On 8/10/21 2:29 AM, Tobias Burnus wrote:
[snip]
OK. I now think it's correct that the Fortran front end doesn't
support c_float128 and c_float128_complex on this target, but that the
code that initializes those constants is still buggy. The reason why
it shouldn't support them is that all 3 128-bit floating-point modes
on PowerPC would map onto kind=16,
Side note: in rs6000-modes.h, there is:
#define FLOAT_PRECISION_IFmode 128
#define FLOAT_PRECISION_TFmode 127
#define FLOAT_PRECISION_KFmode 126
with IFmode (IBM 128-bit floating point), TFmode (long double mode),
KFmode (explicit __float128).
As written above, there is nothing in Fortran (the language) which
prevents those to be mapped to, e.g., kind=14, 15, 16. Thus, I do not
see the conclusion that all of them would be kind=16 – neither from the
code
(which filters out all but TFmode for kind=16) nor from the language.
(On the other hand, support for multiple 128bit FP is also not in the FE
- nor
the support for real kind != 4,8,10,16.)
Just to quickly address this one point:
It's not in Fortran (the language), but gfc_init_kinds says:
/* Let the kind equal the precision divided by 8, rounding up.
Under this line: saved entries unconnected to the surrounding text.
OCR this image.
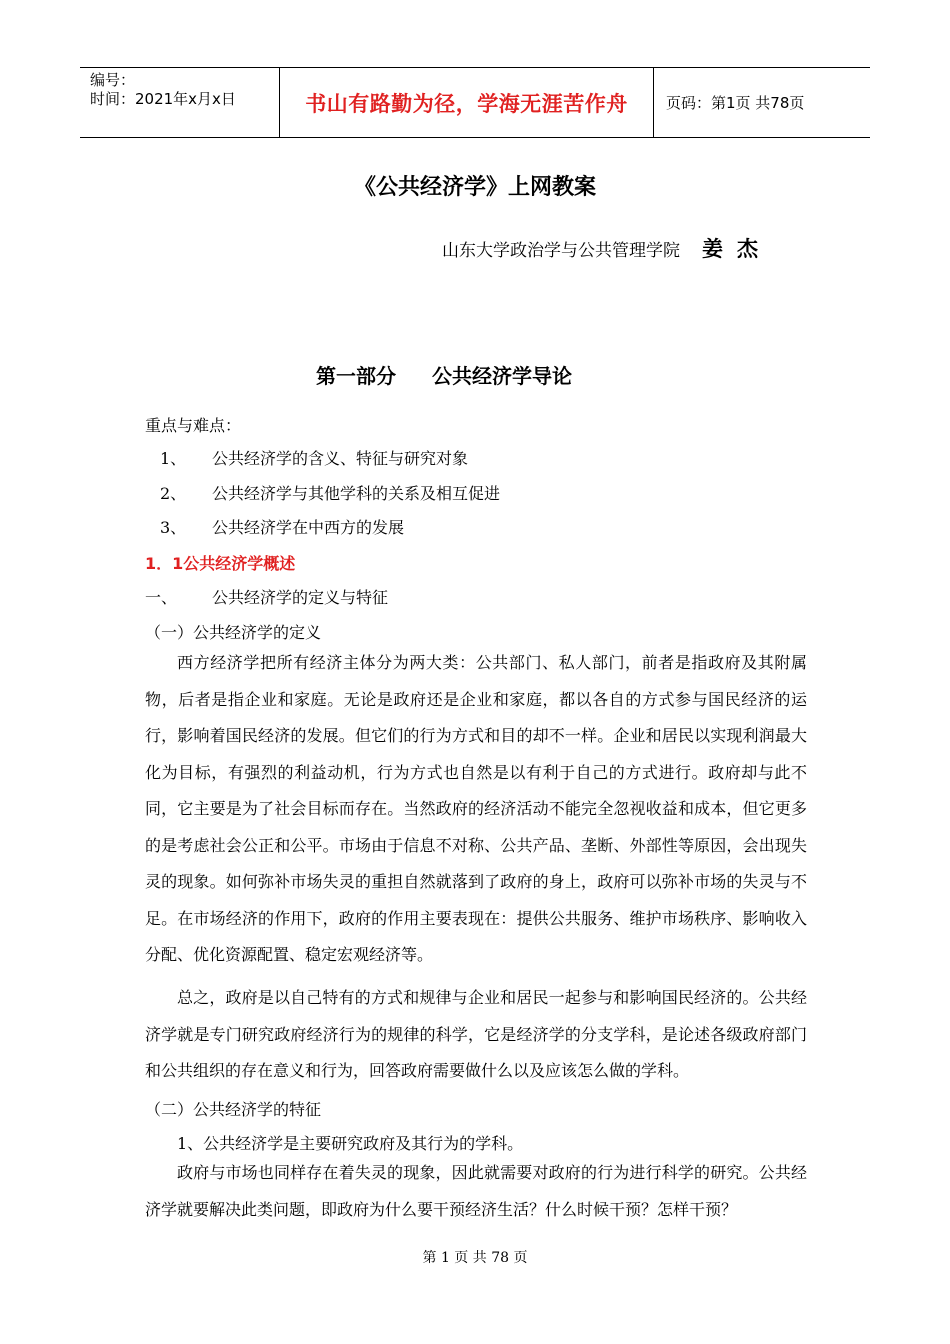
编号：
时间：2021年x月x日	书山有路勤为径，学海无涯苦作舟	页码：第1页 共78页
《公共经济学》上网教案
山东大学政治学与公共管理学院 姜杰
第一部分 公共经济学导论
重点与难点：
1、 公共经济学的含义、特征与研究对象
2、 公共经济学与其他学科的关系及相互促进
3、 公共经济学在中西方的发展
1．1公共经济学概述
一、 公共经济学的定义与特征
（一）公共经济学的定义
西方经济学把所有经济主体分为两大类：公共部门、私人部门，前者是指政府及其附属物，后者是指企业和家庭。无论是政府还是企业和家庭，都以各自的方式参与国民经济的运行，影响着国民经济的发展。但它们的行为方式和目的却不一样。企业和居民以实现利润最大化为目标，有强烈的利益动机，行为方式也自然是以有利于自己的方式进行。政府却与此不同，它主要是为了社会目标而存在。当然政府的经济活动不能完全忽视收益和成本，但它更多的是考虑社会公正和公平。市场由于信息不对称、公共产品、垄断、外部性等原因，会出现失灵的现象。如何弥补市场失灵的重担自然就落到了政府的身上，政府可以弥补市场的失灵与不足。在市场经济的作用下，政府的作用主要表现在：提供公共服务、维护市场秩序、影响收入分配、优化资源配置、稳定宏观经济等。
总之，政府是以自己特有的方式和规律与企业和居民一起参与和影响国民经济的。公共经济学就是专门研究政府经济行为的规律的科学，它是经济学的分支学科，是论述各级政府部门和公共组织的存在意义和行为，回答政府需要做什么以及应该怎么做的学科。
（二）公共经济学的特征
1、公共经济学是主要研究政府及其行为的学科。
政府与市场也同样存在着失灵的现象，因此就需要对政府的行为进行科学的研究。公共经济学就要解决此类问题，即政府为什么要干预经济生活？什么时候干预？怎样干预？
第 1 页 共 78 页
Again,
this insulates the programmer from the underlying byte size. [...] */
kind = (GET_MODE_PRECISION (mode) + 7) / 8;
and indeed all 3 of those modes would map onto kind 16 -- unless we want
to make some exception in the general formula, e.g. using a target hook.
I'm not terribly inclined to go down that path, myself. All I really
want to do is make c_float128 and c_float128_complex get defined
properly for the types Fortran already supports.
I need to think some more about your other comments but I'll try to come
up with a revised patch to address them.